Step 2: Step Two -- Measuring the Original Box
Similarly for the volume, you must measure the base and the height, but as we'll as the width. To find the volume of the original figure, you must use the equation BxHxW (base x height x width) . For our box, it was shaped as a rectangular triangle, so we had to use similar figures to find our volume.
Our surface area=
10+10+8.5+8.5+10.625+10.625+12.34+12.34+15.3+15.3=98.25 in. Squared.
Our volume=54.8 in cubed.
Step 3: Step 3 -- Finding New Dimensions/ Figure
Remember, this new box is supposed to reduce environmental impact. Make sure these dimensions add up to create and have a smaller amount of surface area and volume than the original box. Whether you deiced to make a entirely different shape, or change the dimensions of the original box, it is supposed to take up less surface area than beofre, while still holding the contents that are supposed to be held inside the container.
Our new figure
We decided to change our original box into a cylinder shape. We did this because it would take up less surface area and reduce enviornmental impact. We reasoned that if the amount of surface area is smaller, than the amount of garbage you are throwing away is also smaller.

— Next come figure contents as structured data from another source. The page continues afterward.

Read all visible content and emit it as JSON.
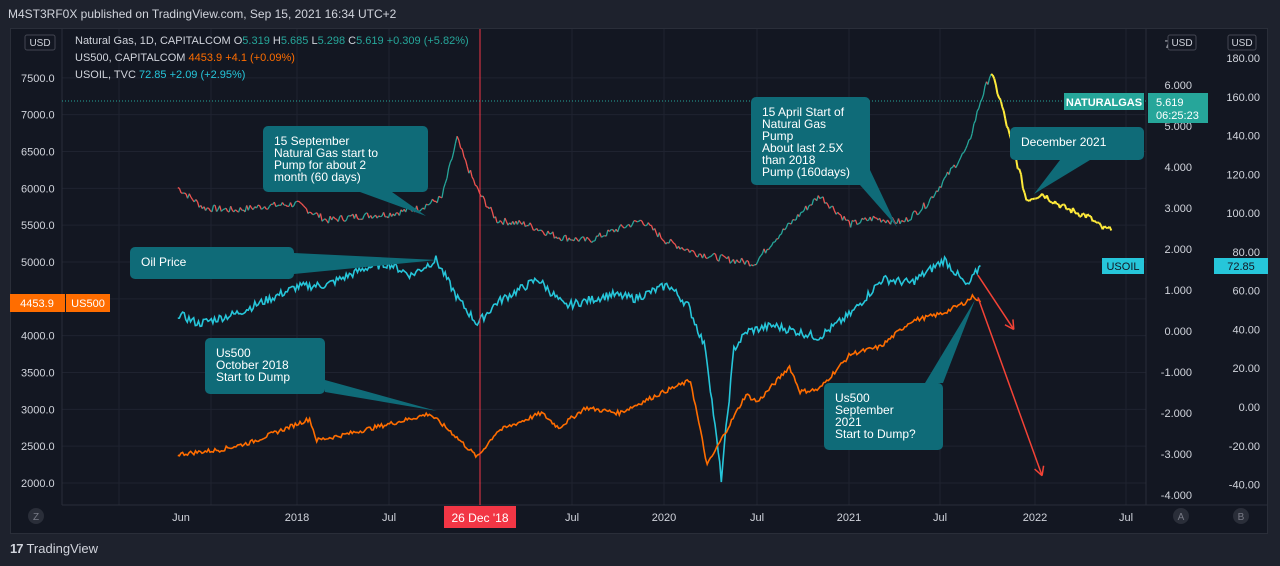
{
  "publisher": "M4ST3RF0X published on TradingView.com, Sep 15, 2021 16:34 UTC+2",
  "brand": "TradingView",
  "currency": "USD",
  "legend": [
    {
      "name": "Natural Gas, 1D, CAPITALCOM",
      "o_label": "O",
      "o": "5.319",
      "h_label": "H",
      "h": "5.685",
      "l_label": "L",
      "l": "5.298",
      "c_label": "C",
      "c": "5.619",
      "chg": "+0.309 (+5.82%)"
    },
    {
      "name": "US500, CAPITALCOM",
      "value": "4453.9",
      "chg": "+4.1 (+0.09%)"
    },
    {
      "name": "USOIL, TVC",
      "value": "72.85",
      "chg": "+2.09 (+2.95%)"
    }
  ],
  "badges": {
    "us500_value": "4453.9",
    "us500_name": "US500",
    "natgas_name": "NATURALGAS",
    "natgas_value": "5.619",
    "natgas_countdown": "06:25:23",
    "usoil_name": "USOIL",
    "usoil_value": "72.85",
    "date_label": "26 Dec '18"
  },
  "axis_buttons": {
    "z": "Z",
    "a": "A",
    "b": "B"
  },
  "colors": {
    "natgas_up": "#26a69a",
    "natgas_down": "#ef5350",
    "natgas_recent": "#ffeb3b",
    "usoil": "#26c6da",
    "us500": "#ff6d00",
    "callout": "#0f6b78",
    "arrow": "#f44336",
    "date_line": "#f23645"
  },
  "annotations": [
    {
      "id": "september",
      "lines": [
        "15 September",
        "Natural Gas start to",
        "Pump for about 2",
        "month (60 days)"
      ]
    },
    {
      "id": "oil",
      "lines": [
        "Oil Price"
      ]
    },
    {
      "id": "us500-2018",
      "lines": [
        "Us500",
        "October 2018",
        "Start to Dump"
      ]
    },
    {
      "id": "april",
      "lines": [
        "15 April Start of",
        "Natural Gas",
        "Pump",
        "About last 2.5X",
        "than 2018",
        "Pump (160days)"
      ]
    },
    {
      "id": "december",
      "lines": [
        "December 2021"
      ]
    },
    {
      "id": "us500-2021",
      "lines": [
        "Us500",
        "September",
        "2021",
        "Start to Dump?"
      ]
    }
  ],
  "chart_data": {
    "type": "line",
    "x_ticks": [
      "Jun",
      "2018",
      "Jul",
      "Jul",
      "2020",
      "Jul",
      "2021",
      "Jul",
      "2022",
      "Jul"
    ],
    "left_axis": {
      "label": "USD",
      "ticks": [
        "7500.0",
        "7000.0",
        "6500.0",
        "6000.0",
        "5500.0",
        "5000.0",
        "4500.0",
        "4000.0",
        "3500.0",
        "3000.0",
        "2500.0",
        "2000.0"
      ],
      "range": [
        1800,
        8000
      ]
    },
    "mid_axis": {
      "label": "USD",
      "ticks": [
        "7.000",
        "6.000",
        "5.000",
        "4.000",
        "3.000",
        "2.000",
        "1.000",
        "0.000",
        "-1.000",
        "-2.000",
        "-3.000",
        "-4.000"
      ],
      "range": [
        -4.3,
        7.3
      ]
    },
    "right_axis": {
      "label": "USD",
      "ticks": [
        "180.00",
        "160.00",
        "140.00",
        "120.00",
        "100.00",
        "80.00",
        "60.00",
        "40.00",
        "20.00",
        "0.00",
        "-20.00",
        "-40.00"
      ],
      "range": [
        -47,
        190
      ]
    },
    "series": [
      {
        "name": "Natural Gas, 1D, CAPITALCOM",
        "axis": "mid",
        "x": [
          "2017-05-10",
          "2017-07-01",
          "2017-09-01",
          "2017-11-01",
          "2018-01-01",
          "2018-03-01",
          "2018-05-01",
          "2018-07-01",
          "2018-09-01",
          "2018-10-15",
          "2018-11-14",
          "2018-12-01",
          "2018-12-26",
          "2019-02-01",
          "2019-04-01",
          "2019-06-01",
          "2019-08-01",
          "2019-10-01",
          "2019-11-15",
          "2020-01-01",
          "2020-03-01",
          "2020-05-01",
          "2020-06-25",
          "2020-08-01",
          "2020-10-01",
          "2020-11-01",
          "2021-01-01",
          "2021-02-15",
          "2021-04-15",
          "2021-06-01",
          "2021-07-15",
          "2021-08-20",
          "2021-09-15",
          "2021-10-06",
          "2021-10-25",
          "2021-11-15",
          "2021-12-01",
          "2021-12-15",
          "2022-01-15",
          "2022-03-01",
          "2022-04-15",
          "2022-05-15",
          "2022-06-01"
        ],
        "y": [
          3.5,
          3.0,
          2.95,
          3.05,
          3.1,
          2.7,
          2.8,
          2.85,
          3.0,
          3.25,
          4.7,
          4.1,
          3.4,
          2.7,
          2.6,
          2.3,
          2.2,
          2.5,
          2.7,
          2.2,
          1.9,
          1.75,
          1.65,
          2.2,
          2.95,
          3.3,
          2.6,
          2.75,
          2.65,
          3.1,
          3.85,
          4.45,
          5.6,
          6.3,
          5.6,
          4.6,
          3.9,
          3.2,
          3.35,
          3.0,
          2.8,
          2.5,
          2.45
        ]
      },
      {
        "name": "USOIL, TVC",
        "axis": "right",
        "x": [
          "2017-05-10",
          "2017-06-20",
          "2017-09-01",
          "2017-11-01",
          "2018-01-01",
          "2018-03-01",
          "2018-05-20",
          "2018-07-01",
          "2018-08-15",
          "2018-10-03",
          "2018-11-15",
          "2018-12-24",
          "2019-02-01",
          "2019-04-23",
          "2019-06-15",
          "2019-09-15",
          "2019-11-01",
          "2020-01-06",
          "2020-02-15",
          "2020-03-20",
          "2020-04-20",
          "2020-05-15",
          "2020-06-10",
          "2020-08-01",
          "2020-10-30",
          "2021-01-01",
          "2021-03-05",
          "2021-05-01",
          "2021-07-06",
          "2021-08-20",
          "2021-09-15"
        ],
        "y": [
          48,
          43,
          48,
          55,
          62,
          63,
          72,
          74,
          68,
          76,
          56,
          43,
          54,
          66,
          52,
          58,
          56,
          63,
          52,
          30,
          -37,
          30,
          39,
          42,
          36,
          48,
          66,
          64,
          76,
          62,
          73
        ]
      },
      {
        "name": "US500, CAPITALCOM",
        "axis": "left",
        "x": [
          "2017-05-10",
          "2017-08-01",
          "2017-10-01",
          "2018-01-26",
          "2018-02-09",
          "2018-04-01",
          "2018-06-01",
          "2018-08-01",
          "2018-09-20",
          "2018-11-01",
          "2018-12-24",
          "2019-02-01",
          "2019-04-30",
          "2019-06-03",
          "2019-07-26",
          "2019-10-01",
          "2020-01-01",
          "2020-02-19",
          "2020-03-23",
          "2020-06-08",
          "2020-07-01",
          "2020-09-02",
          "2020-09-23",
          "2020-10-30",
          "2021-01-01",
          "2021-03-01",
          "2021-05-01",
          "2021-07-01",
          "2021-08-15",
          "2021-09-02",
          "2021-09-15"
        ],
        "y": [
          2390,
          2450,
          2550,
          2870,
          2580,
          2650,
          2750,
          2850,
          2940,
          2700,
          2350,
          2700,
          2950,
          2750,
          3020,
          2950,
          3250,
          3390,
          2240,
          3200,
          3100,
          3580,
          3240,
          3270,
          3750,
          3850,
          4200,
          4300,
          4450,
          4540,
          4453
        ]
      }
    ],
    "projections": [
      {
        "from": [
          "2021-09-10",
          68
        ],
        "to": [
          "2021-11-20",
          40
        ],
        "axis": "right"
      },
      {
        "from": [
          "2021-09-10",
          4520
        ],
        "to": [
          "2022-01-15",
          2100
        ],
        "axis": "left"
      }
    ]
  }
}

The new surface area and volume of our remade figure was found differently than the formulas we used for the rectangular pyramid. For the cylinder, to find surface area we found both ends (the top and bottom) and also the middle and longer part. To find the ends, we used the formula pie x diameter (p x d). So for both of the ends, the surface area totaled a cumulative sum of both is 20.42 in. squared. After we found the ends, we had to find the middle part. We found this by using b x h. It ended up being 66 in square. Also, we had to add the parts that would hold the box together. For each top, these parts totaled 1.485 in squared each, totaling 2.97 in squared. In total, our new shape has a total surface area equals 89.4 in squared.
To find our new volume we also had to re-measure. Our new volume turned out to be less than our original, due to a reduced surface area. Our new volume turned out to be 49.77 in cubed.
Step 4: Comparing and Analyzing Data and Information/Reflection
All in all, our project was a success. We created a new box or figure that has potential to decrease excess waste if put into use.